One night during the late 1970s my wife and I were asleep in a bed in an upper floor of a high-rise hotel in Tokyo, Japan. Suddenly, the bed shook and it woke me up. I said to Marilyn, who was still asleep, “Heh, quit shaking the bed.” She awoke groggily and said, “I’m not shaking the bed.” So I said, “Then that must have been an earthquake.” A few minutes later it happened again. This time I could tell that the building was swaying back back and forth. That’s scary! Laying down on the ground when I was seven years old and watching a concrete road and sidewalk moving up and down like ocean waves was KOOL, man; but swaying back and forth in a high-rise building in Japan–a nortorious place in the world for lots of earthquakes–is SCARY!

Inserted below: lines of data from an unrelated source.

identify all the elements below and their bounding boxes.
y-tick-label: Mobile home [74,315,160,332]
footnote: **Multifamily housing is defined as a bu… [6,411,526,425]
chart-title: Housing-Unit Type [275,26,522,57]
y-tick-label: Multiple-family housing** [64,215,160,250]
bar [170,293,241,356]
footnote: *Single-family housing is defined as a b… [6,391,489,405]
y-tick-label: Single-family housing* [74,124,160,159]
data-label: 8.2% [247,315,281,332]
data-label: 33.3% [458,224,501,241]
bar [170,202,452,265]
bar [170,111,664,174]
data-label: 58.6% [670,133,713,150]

Wherever you live, people think of the chances of natural disasters happening there. When I lived in metro-Houston, Texas, for nearly forty years, we always thought of three natural disasters that could TAKE US OUT! It was hurricanes, floods, and tornadoes. Earthquakes–fuggetaboutit. No chance. And those of us who live in metro-Phoenix, Arizona, we only worry about one thing–the blazing SUNSHINE. Houston in the summertime is a wet sauna; but this Sonora Desert of Arizona in the summertime is an OVEN. Earthquakes? Same as Houston–no chance.

That’s what I thought until this morning when I saw a news flash on this computer on which I’m writing. It says that at exactly 11:30 PM last night there was a 4.1 magnitude EARTHQUAKE here in metro-Phoenix. WOW! And there’s no fracking going on around here to drill some petro-dollars out of the ground like in Texas and Oklahoma that is shaking their ground. Now, I guess, we have two natural disasters to worry about in Arizona–heat/drought and earthquakes. I’ll be glad when we get to heaven.

BTW, is that where we’re going? That’s a subject for another time.